The passing of the Welfare Reform Bill through the NI Assembly was directly and deliberately linked in the Stormont House Agreement to the passing of a Corporation Tax Bill through the UK Parliament for operation potentially as early as the 2017/18 financial year.
The delay on the former means the latter – implementation of a reduced rate of Corporation Tax in Northern Ireland as per the draft – will surely not now proceed in time for 2017/18. We have remained of the view all along that it is unlikely ever to proceed, as public opinion was already shifting against (in a way to which Sinn Fein and other parties would be likely to respond).
The Ulster Unionists have suggested the Welfare Reform Bill was necessary to the Stormont House Agreement, and the Stormont House Agreement was necessary to Stormont itself remaining in operation.

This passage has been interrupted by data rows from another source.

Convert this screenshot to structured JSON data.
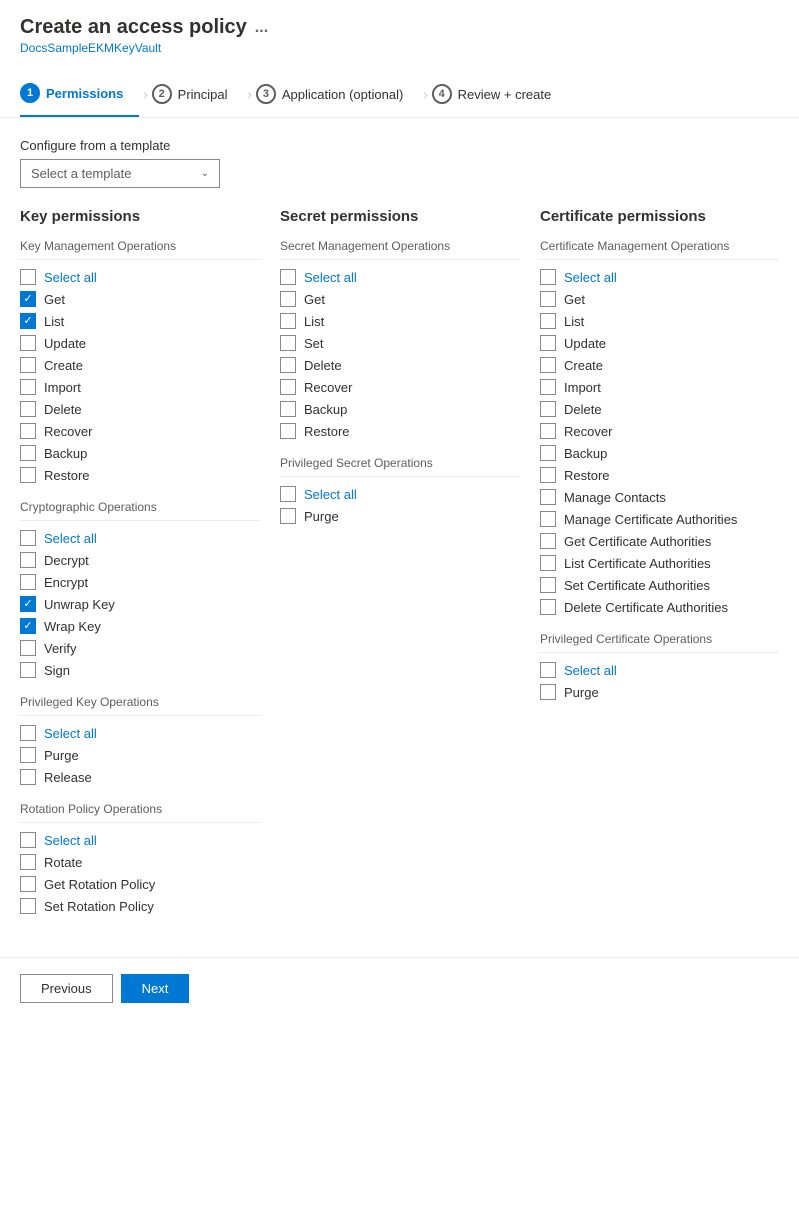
{
  "header": {
    "title": "Create an access policy",
    "subtitle": "DocsSampleEKMKeyVault",
    "dots": "..."
  },
  "wizard": {
    "steps": [
      {
        "id": "permissions",
        "number": "1",
        "label": "Permissions",
        "active": true
      },
      {
        "id": "principal",
        "number": "2",
        "label": "Principal",
        "active": false
      },
      {
        "id": "application",
        "number": "3",
        "label": "Application (optional)",
        "active": false
      },
      {
        "id": "review",
        "number": "4",
        "label": "Review + create",
        "active": false
      }
    ]
  },
  "template": {
    "label": "Configure from a template",
    "placeholder": "Select a template"
  },
  "key_permissions": {
    "title": "Key permissions",
    "sections": [
      {
        "title": "Key Management Operations",
        "items": [
          {
            "label": "Select all",
            "checked": false,
            "select_all": true
          },
          {
            "label": "Get",
            "checked": true
          },
          {
            "label": "List",
            "checked": true
          },
          {
            "label": "Update",
            "checked": false
          },
          {
            "label": "Create",
            "checked": false
          },
          {
            "label": "Import",
            "checked": false
          },
          {
            "label": "Delete",
            "checked": false
          },
          {
            "label": "Recover",
            "checked": false
          },
          {
            "label": "Backup",
            "checked": false
          },
          {
            "label": "Restore",
            "checked": false
          }
        ]
      },
      {
        "title": "Cryptographic Operations",
        "items": [
          {
            "label": "Select all",
            "checked": false,
            "select_all": true
          },
          {
            "label": "Decrypt",
            "checked": false
          },
          {
            "label": "Encrypt",
            "checked": false
          },
          {
            "label": "Unwrap Key",
            "checked": true
          },
          {
            "label": "Wrap Key",
            "checked": true
          },
          {
            "label": "Verify",
            "checked": false
          },
          {
            "label": "Sign",
            "checked": false
          }
        ]
      },
      {
        "title": "Privileged Key Operations",
        "items": [
          {
            "label": "Select all",
            "checked": false,
            "select_all": true
          },
          {
            "label": "Purge",
            "checked": false
          },
          {
            "label": "Release",
            "checked": false
          }
        ]
      },
      {
        "title": "Rotation Policy Operations",
        "items": [
          {
            "label": "Select all",
            "checked": false,
            "select_all": true
          },
          {
            "label": "Rotate",
            "checked": false
          },
          {
            "label": "Get Rotation Policy",
            "checked": false
          },
          {
            "label": "Set Rotation Policy",
            "checked": false
          }
        ]
      }
    ]
  },
  "secret_permissions": {
    "title": "Secret permissions",
    "sections": [
      {
        "title": "Secret Management Operations",
        "items": [
          {
            "label": "Select all",
            "checked": false,
            "select_all": true
          },
          {
            "label": "Get",
            "checked": false
          },
          {
            "label": "List",
            "checked": false
          },
          {
            "label": "Set",
            "checked": false
          },
          {
            "label": "Delete",
            "checked": false
          },
          {
            "label": "Recover",
            "checked": false
          },
          {
            "label": "Backup",
            "checked": false
          },
          {
            "label": "Restore",
            "checked": false
          }
        ]
      },
      {
        "title": "Privileged Secret Operations",
        "items": [
          {
            "label": "Select all",
            "checked": false,
            "select_all": true
          },
          {
            "label": "Purge",
            "checked": false
          }
        ]
      }
    ]
  },
  "certificate_permissions": {
    "title": "Certificate permissions",
    "sections": [
      {
        "title": "Certificate Management Operations",
        "items": [
          {
            "label": "Select all",
            "checked": false,
            "select_all": true
          },
          {
            "label": "Get",
            "checked": false
          },
          {
            "label": "List",
            "checked": false
          },
          {
            "label": "Update",
            "checked": false
          },
          {
            "label": "Create",
            "checked": false
          },
          {
            "label": "Import",
            "checked": false
          },
          {
            "label": "Delete",
            "checked": false
          },
          {
            "label": "Recover",
            "checked": false
          },
          {
            "label": "Backup",
            "checked": false
          },
          {
            "label": "Restore",
            "checked": false
          },
          {
            "label": "Manage Contacts",
            "checked": false
          },
          {
            "label": "Manage Certificate Authorities",
            "checked": false
          },
          {
            "label": "Get Certificate Authorities",
            "checked": false
          },
          {
            "label": "List Certificate Authorities",
            "checked": false
          },
          {
            "label": "Set Certificate Authorities",
            "checked": false
          },
          {
            "label": "Delete Certificate Authorities",
            "checked": false
          }
        ]
      },
      {
        "title": "Privileged Certificate Operations",
        "items": [
          {
            "label": "Select all",
            "checked": false,
            "select_all": true
          },
          {
            "label": "Purge",
            "checked": false
          }
        ]
      }
    ]
  },
  "footer": {
    "previous_label": "Previous",
    "next_label": "Next"
  }
}
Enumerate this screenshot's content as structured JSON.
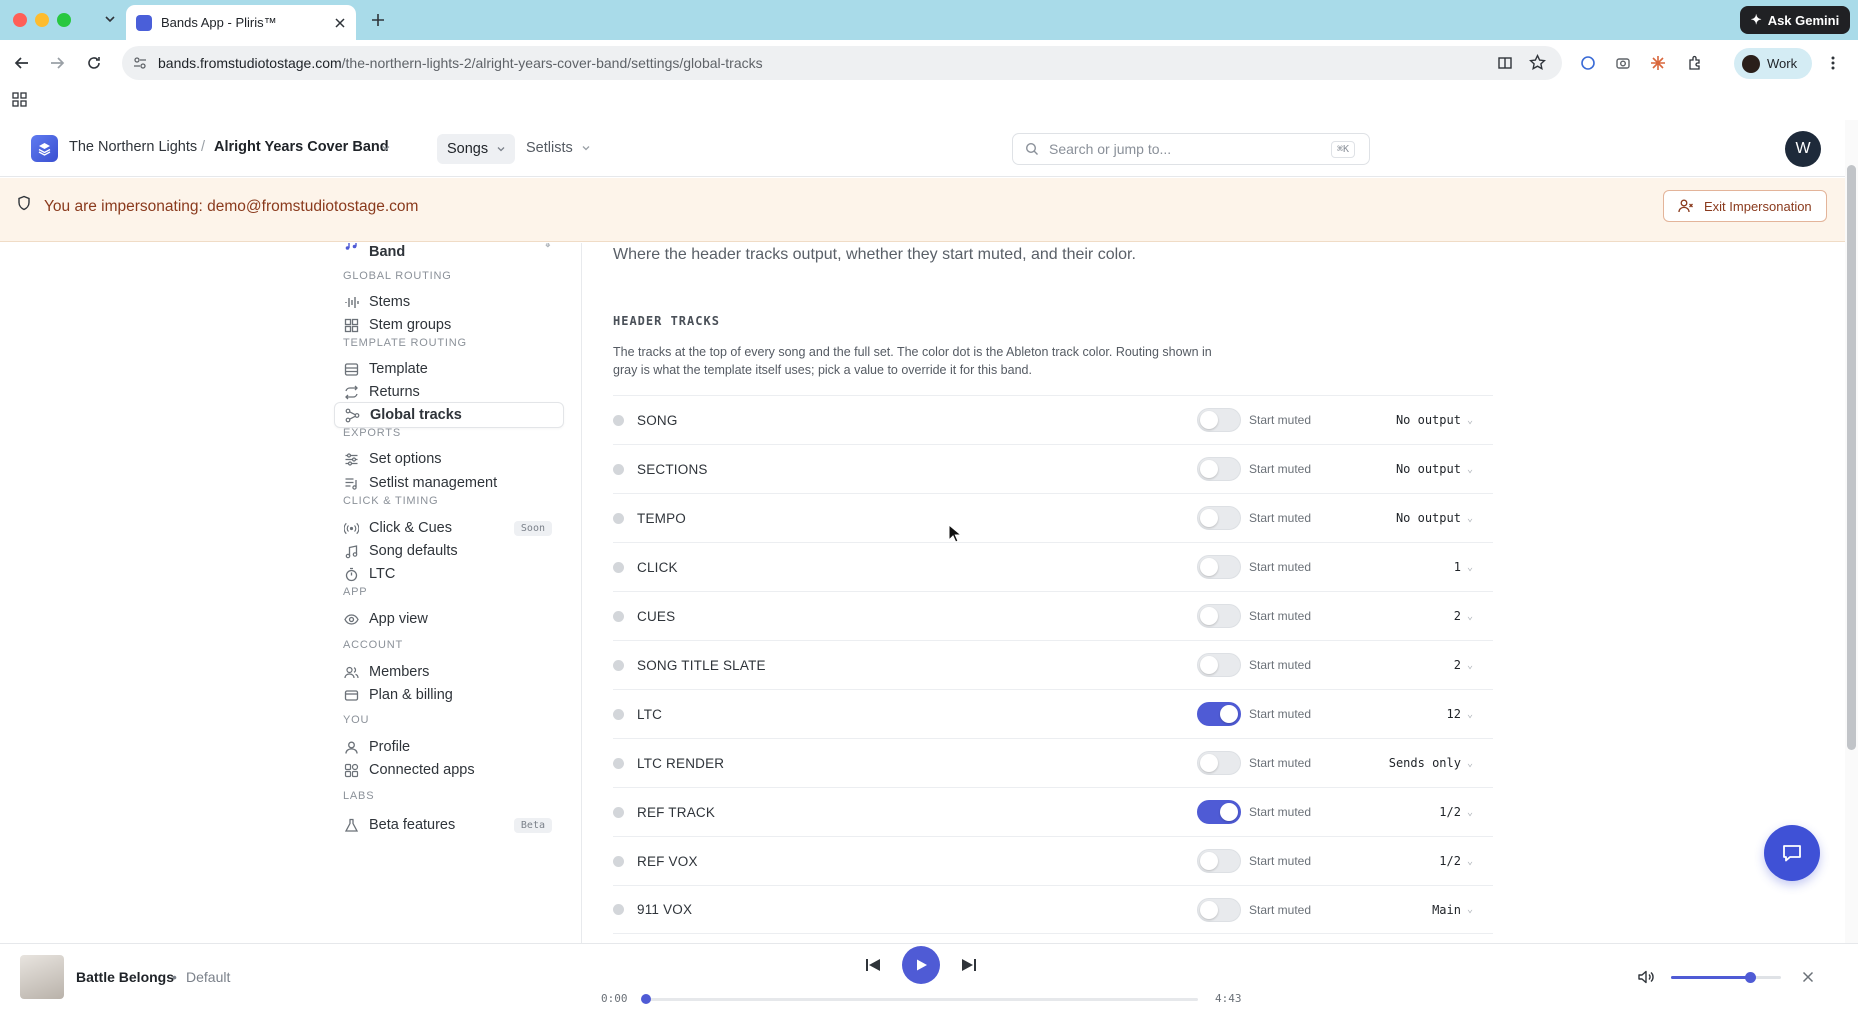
{
  "browser": {
    "tab_title": "Bands App - Pliris™",
    "url_host": "bands.fromstudiotostage.com",
    "url_path": "/the-northern-lights-2/alright-years-cover-band/settings/global-tracks",
    "ask_gemini": "Ask Gemini",
    "profile": "Work"
  },
  "header": {
    "org": "The Northern Lights",
    "separator": "/",
    "band": "Alright Years Cover Band",
    "nav_songs": "Songs",
    "nav_setlists": "Setlists",
    "search_placeholder": "Search or jump to...",
    "search_shortcut": "⌘K",
    "avatar_initial": "W"
  },
  "banner": {
    "text": "You are impersonating: demo@fromstudiotostage.com",
    "exit_label": "Exit Impersonation"
  },
  "sidebar": {
    "band_item": "Alright Years Cover Band",
    "sections": [
      {
        "title": "GLOBAL ROUTING",
        "items": [
          {
            "label": "Stems",
            "icon": "waveform-icon"
          },
          {
            "label": "Stem groups",
            "icon": "grid-icon"
          }
        ]
      },
      {
        "title": "TEMPLATE ROUTING",
        "items": [
          {
            "label": "Template",
            "icon": "layout-icon"
          },
          {
            "label": "Returns",
            "icon": "repeat-icon"
          },
          {
            "label": "Global tracks",
            "icon": "nodes-icon",
            "active": true
          }
        ]
      },
      {
        "title": "EXPORTS",
        "items": [
          {
            "label": "Set options",
            "icon": "sliders-icon"
          },
          {
            "label": "Setlist management",
            "icon": "list-music-icon"
          }
        ]
      },
      {
        "title": "CLICK & TIMING",
        "items": [
          {
            "label": "Click & Cues",
            "icon": "radio-icon",
            "badge": "Soon"
          },
          {
            "label": "Song defaults",
            "icon": "music-note-icon"
          },
          {
            "label": "LTC",
            "icon": "timer-icon"
          }
        ]
      },
      {
        "title": "APP",
        "items": [
          {
            "label": "App view",
            "icon": "eye-icon"
          }
        ]
      },
      {
        "title": "ACCOUNT",
        "items": [
          {
            "label": "Members",
            "icon": "users-icon"
          },
          {
            "label": "Plan & billing",
            "icon": "card-icon"
          }
        ]
      },
      {
        "title": "YOU",
        "items": [
          {
            "label": "Profile",
            "icon": "user-icon"
          },
          {
            "label": "Connected apps",
            "icon": "apps-icon"
          }
        ]
      },
      {
        "title": "LABS",
        "items": [
          {
            "label": "Beta features",
            "icon": "flask-icon",
            "badge": "Beta"
          }
        ]
      }
    ]
  },
  "main": {
    "description": "Where the header tracks output, whether they start muted, and their color.",
    "section_title": "HEADER TRACKS",
    "section_desc": "The tracks at the top of every song and the full set. The color dot is the Ableton track color. Routing shown in gray is what the template itself uses; pick a value to override it for this band.",
    "muted_label": "Start muted",
    "tracks": [
      {
        "name": "SONG",
        "muted": false,
        "output": "No output"
      },
      {
        "name": "SECTIONS",
        "muted": false,
        "output": "No output"
      },
      {
        "name": "TEMPO",
        "muted": false,
        "output": "No output"
      },
      {
        "name": "CLICK",
        "muted": false,
        "output": "1"
      },
      {
        "name": "CUES",
        "muted": false,
        "output": "2"
      },
      {
        "name": "SONG TITLE SLATE",
        "muted": false,
        "output": "2"
      },
      {
        "name": "LTC",
        "muted": true,
        "output": "12"
      },
      {
        "name": "LTC RENDER",
        "muted": false,
        "output": "Sends only"
      },
      {
        "name": "REF TRACK",
        "muted": true,
        "output": "1/2"
      },
      {
        "name": "REF VOX",
        "muted": false,
        "output": "1/2"
      },
      {
        "name": "911 VOX",
        "muted": false,
        "output": "Main"
      }
    ]
  },
  "player": {
    "song_title": "Battle Belongs",
    "separator": "•",
    "version": "Default",
    "time_current": "0:00",
    "time_total": "4:43",
    "progress": 0,
    "volume": 0.72
  },
  "colors": {
    "accent": "#4f5bd5",
    "banner_bg": "#fdf4ea",
    "banner_text": "#8a3a1d"
  }
}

This is the same logic as past statements from the DUP leadership.
Certainly, the first part of this is true – the Stormont House Agreement did hinge on a resolution to Welfare Reform, and that resolution has now unravelled. Thus, in effect, the Agreement no longer applies unless it can be put back together by a further deal (in practice between the DUP and Sinn Fein) on Welfare Reform. Whether the devolved institutions depend on the Agreement is more debatable.
The more immediate problems are financial. Without a deal on Welfare Reform, the Assembly Budget, which was the immediate reason for crisis last autumn, is no longer correctly assessed. The 2015/16 Budget assumed implementation of Welfare Reform halfway through the financial year and removal of repayments for breaking “parity” from then (an effective saving versus the previous year of between £40m and £57m); this is no longer the case. However, it also assumed a significant fund for “mitigation”, which presumably will not now apply either (this would go about halfway to addressing the balance).
In the longer term, the unravelling of the Stormont House Agreement may mean the removal of all the UK Government’s commitments – on spending on Shared Education and the Past, on higher borrowing limits, and even perhaps on switching money from current resource to capital to pay past debts. The most obvious victim of this would be the Voluntary Exit Scheme through which 10% of Northern Ireland’s public sector workers are being encouraged to leave service in return for a pay-out; this would no longer be viable without the borrowing and permission to use capital spending.
Politically, there is the suggestion that the institutions will now collapse, causing an Assembly Election to coincide with the UK General Election on 7 May. This is unlikely as, strictly, the timescale does not allow it even in the event of immediate resignation.
Financially, it is a marginal problem for 2015/16 which can probably be address in Monitoring Rounds. In the longer term, it is a more serious problem, although even then limited by the fact that much of the vaunted “£2 billion extra spending power” was not really extra money. There is a real risk, however, that the “Voluntary Exit Scheme” will be abandoned, replaced by “natural wastage” and surely, in some specific instances, compulsory redundancies.
The Assembly’s plenary sessions have been suspended, but the Assembly itself has not. The party leaders met within hours of Sinn Fein’s announcement, as they are collectively responsible for implementation of the internal side of the Stormont House Agreement.
In theory, life goes on as normal, just without a Welfare Reform Bill (or, in practice, the financial deal agreed at Stormont House). In practice, it is likely that the British Labour Party’s call for the UK and Irish Government to reconvene talks will be heeded, with Secretary of State Theresa Villiers now coming to Stormont, although quite how much time the UK side would wish to put into it within two months of a General Election is dubious.
Stormont is rarely dull – even if sometimes we may wish it were!